The current-valve structure of the transistor is now almost complete. Both BJTs and FETs exploit the n-p-n (or p-n-p) sandwich structure, but in different ways. (1) A BJT is arranged so that the large current to be controlled tries to flow from one n-type layer to the other. Because of the back-to-backp-n junctions in the p-n-p sandwich, however, it cannot. Therefore wires are attached to the edges of the p-type layer in the middle of the sandwich and a control voltage is used to inject electrons into it. Each electron fills in a positively-charged hole; if enough electrons are injected, the p-type layer is temporarily and reversibly transformed into a n-type layer, possessing extra electrons for conduction. As far as current flow is concerned, there is now an n-n-n sandwich, the p-n junctions have disappeared, and current can flow through freely. Varying the control voltage varies how many electrons are injected into the p-type layer, which in turn controls the amount of current that can flow through the transistor, just as a valve varies the water flowing through a pipe. (2) An FET arranges current to flow sideways through the n-p-n (or p-n-p) sandwich, through the p-type layer. Normally the current has no problem doing so, because it can slip easily between the depletion layers above and below the p-type layer. But by applying an appropriate voltage to both the n-type layers of the sandwich, one can cause the nonconducting depletion layers of the two p-n junctions to thicken inward, squeezing the conductive p-type path in the middle--perhaps shutting it off completely. Thus, as in the BJT, control of the supply of charge carriers implements a current valve.

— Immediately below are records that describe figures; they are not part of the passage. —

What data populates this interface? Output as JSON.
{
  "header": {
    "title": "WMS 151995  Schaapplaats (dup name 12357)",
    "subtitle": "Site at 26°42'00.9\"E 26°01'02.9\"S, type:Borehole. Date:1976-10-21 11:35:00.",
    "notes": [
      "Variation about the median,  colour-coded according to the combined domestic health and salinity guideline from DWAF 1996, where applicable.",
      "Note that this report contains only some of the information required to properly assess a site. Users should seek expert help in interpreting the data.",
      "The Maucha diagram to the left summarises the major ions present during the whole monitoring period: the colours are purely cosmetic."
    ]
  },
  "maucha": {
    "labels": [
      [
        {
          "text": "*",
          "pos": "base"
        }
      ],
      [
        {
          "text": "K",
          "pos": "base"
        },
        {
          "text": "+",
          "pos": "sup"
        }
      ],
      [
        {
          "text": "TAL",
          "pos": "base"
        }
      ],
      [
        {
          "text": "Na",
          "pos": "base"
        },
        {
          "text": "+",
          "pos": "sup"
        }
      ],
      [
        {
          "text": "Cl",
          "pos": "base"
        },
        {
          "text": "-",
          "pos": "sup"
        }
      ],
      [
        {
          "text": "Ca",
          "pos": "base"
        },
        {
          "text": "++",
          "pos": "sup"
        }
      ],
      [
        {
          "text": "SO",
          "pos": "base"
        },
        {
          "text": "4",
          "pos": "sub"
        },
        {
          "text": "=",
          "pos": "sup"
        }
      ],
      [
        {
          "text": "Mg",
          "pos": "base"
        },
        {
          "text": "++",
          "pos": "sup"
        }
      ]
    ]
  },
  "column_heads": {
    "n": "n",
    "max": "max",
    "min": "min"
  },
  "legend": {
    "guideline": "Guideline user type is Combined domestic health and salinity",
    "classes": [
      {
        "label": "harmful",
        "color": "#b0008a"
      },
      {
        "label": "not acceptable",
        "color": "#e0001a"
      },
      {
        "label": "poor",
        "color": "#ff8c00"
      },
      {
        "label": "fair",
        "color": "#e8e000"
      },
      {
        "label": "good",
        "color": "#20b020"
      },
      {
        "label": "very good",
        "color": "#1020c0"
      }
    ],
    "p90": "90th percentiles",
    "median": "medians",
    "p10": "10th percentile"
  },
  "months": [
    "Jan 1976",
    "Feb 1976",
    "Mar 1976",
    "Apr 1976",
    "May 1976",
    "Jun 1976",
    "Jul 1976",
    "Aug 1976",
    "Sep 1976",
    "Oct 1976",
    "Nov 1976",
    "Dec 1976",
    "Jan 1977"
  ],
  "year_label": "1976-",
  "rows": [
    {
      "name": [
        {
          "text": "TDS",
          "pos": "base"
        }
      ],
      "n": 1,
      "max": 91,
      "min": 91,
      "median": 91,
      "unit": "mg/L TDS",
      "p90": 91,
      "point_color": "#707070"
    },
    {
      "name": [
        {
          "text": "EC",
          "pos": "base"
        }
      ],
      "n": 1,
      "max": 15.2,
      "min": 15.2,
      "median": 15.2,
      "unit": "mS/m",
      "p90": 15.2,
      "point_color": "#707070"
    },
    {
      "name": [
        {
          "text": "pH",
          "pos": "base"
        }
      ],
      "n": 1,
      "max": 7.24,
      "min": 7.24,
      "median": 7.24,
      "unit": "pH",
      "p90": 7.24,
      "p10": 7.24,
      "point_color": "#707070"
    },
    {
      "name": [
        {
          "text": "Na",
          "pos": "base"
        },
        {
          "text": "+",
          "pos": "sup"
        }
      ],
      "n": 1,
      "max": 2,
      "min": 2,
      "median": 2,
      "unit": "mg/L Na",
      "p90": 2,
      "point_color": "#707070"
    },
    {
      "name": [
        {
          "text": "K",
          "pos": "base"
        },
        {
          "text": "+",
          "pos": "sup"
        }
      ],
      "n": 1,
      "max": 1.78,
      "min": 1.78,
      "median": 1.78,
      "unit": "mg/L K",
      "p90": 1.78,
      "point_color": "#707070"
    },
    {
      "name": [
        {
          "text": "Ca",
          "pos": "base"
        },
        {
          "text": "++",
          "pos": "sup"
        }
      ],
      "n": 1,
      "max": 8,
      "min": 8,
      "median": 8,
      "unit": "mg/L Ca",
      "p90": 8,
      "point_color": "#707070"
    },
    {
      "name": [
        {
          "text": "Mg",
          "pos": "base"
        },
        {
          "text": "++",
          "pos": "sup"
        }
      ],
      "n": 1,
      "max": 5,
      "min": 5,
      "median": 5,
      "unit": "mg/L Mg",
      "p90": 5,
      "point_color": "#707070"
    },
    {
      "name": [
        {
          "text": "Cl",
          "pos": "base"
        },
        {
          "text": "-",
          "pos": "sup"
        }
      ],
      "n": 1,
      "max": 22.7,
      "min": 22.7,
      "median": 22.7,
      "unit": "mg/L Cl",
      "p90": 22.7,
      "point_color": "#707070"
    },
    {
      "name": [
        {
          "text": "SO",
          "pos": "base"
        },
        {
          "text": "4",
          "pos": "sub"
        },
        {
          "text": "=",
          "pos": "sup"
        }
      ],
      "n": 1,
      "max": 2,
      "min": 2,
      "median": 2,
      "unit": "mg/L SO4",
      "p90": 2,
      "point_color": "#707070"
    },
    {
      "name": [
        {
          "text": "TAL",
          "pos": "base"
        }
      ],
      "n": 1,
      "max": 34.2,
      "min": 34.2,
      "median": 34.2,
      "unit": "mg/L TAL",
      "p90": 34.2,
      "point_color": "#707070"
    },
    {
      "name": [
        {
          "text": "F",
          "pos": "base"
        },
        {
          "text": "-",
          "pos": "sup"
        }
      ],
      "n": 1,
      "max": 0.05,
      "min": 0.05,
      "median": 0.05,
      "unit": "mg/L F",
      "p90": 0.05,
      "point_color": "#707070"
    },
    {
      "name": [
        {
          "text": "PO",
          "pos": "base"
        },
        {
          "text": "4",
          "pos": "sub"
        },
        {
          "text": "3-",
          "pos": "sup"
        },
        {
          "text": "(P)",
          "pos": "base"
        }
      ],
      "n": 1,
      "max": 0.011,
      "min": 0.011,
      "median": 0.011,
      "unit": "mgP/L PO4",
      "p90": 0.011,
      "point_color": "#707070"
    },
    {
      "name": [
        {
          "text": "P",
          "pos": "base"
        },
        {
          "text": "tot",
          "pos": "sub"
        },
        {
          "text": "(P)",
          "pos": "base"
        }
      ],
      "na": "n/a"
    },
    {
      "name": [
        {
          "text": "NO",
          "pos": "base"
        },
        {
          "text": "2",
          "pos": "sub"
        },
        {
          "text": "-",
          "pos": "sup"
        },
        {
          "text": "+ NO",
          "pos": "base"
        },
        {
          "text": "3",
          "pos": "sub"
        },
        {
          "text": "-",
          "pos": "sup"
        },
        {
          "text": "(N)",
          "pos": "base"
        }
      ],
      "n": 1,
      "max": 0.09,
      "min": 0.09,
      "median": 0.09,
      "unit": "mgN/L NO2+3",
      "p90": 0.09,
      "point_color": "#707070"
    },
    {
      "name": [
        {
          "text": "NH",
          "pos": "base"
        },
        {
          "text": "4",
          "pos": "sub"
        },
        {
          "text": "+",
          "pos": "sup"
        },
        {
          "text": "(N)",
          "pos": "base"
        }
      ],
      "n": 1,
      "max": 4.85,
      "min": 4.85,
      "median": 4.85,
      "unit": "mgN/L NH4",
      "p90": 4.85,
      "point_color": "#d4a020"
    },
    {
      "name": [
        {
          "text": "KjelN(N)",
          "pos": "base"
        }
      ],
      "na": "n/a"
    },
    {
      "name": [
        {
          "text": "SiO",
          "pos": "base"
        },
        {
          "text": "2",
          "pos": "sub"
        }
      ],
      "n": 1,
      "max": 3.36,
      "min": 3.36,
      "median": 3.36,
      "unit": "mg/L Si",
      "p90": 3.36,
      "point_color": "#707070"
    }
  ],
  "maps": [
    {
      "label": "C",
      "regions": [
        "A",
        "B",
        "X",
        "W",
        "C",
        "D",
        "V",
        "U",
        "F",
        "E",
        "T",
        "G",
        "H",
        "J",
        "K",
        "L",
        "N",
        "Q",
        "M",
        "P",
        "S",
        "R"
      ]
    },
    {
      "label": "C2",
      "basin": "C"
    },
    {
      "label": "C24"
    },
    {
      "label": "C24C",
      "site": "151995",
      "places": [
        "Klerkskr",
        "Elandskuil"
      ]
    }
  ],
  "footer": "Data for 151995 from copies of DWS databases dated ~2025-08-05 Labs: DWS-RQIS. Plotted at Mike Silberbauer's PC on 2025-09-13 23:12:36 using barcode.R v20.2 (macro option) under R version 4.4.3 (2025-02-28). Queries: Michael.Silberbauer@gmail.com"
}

Although FETs are somewhat slower than BJTs, they are cheaper, smaller and used less power. FETs are used as amplifiers, oscillators, and switches, being very suitable for the amplification of very small signals.
Until the invention of the transistor in 1947, digital circuits were composed of vacuum tubes, which also function as valves for current flow. (British engineering slang for vacuum tubes was "valves.") Compared to tubes, transistors are durable, small, resistant to physical shock, and inexpensive. They also use less energy. At one time, only discrete (physically separate) transistor devices existed; normally these were sealed in ceramic or plastic "cans," with wires poking out that could be connected to an electric circuit. Although discrete transistors are still used, the vast majority of transistors are built into integrated circuits as parts of microprocessors, memory chips, and the like. State-of-the-art microprocessors contain millions of tiny transistors (mostly FETs). Today, transistors are used in virtually every electronic device, including radios, televisions, computers, and communication satellites.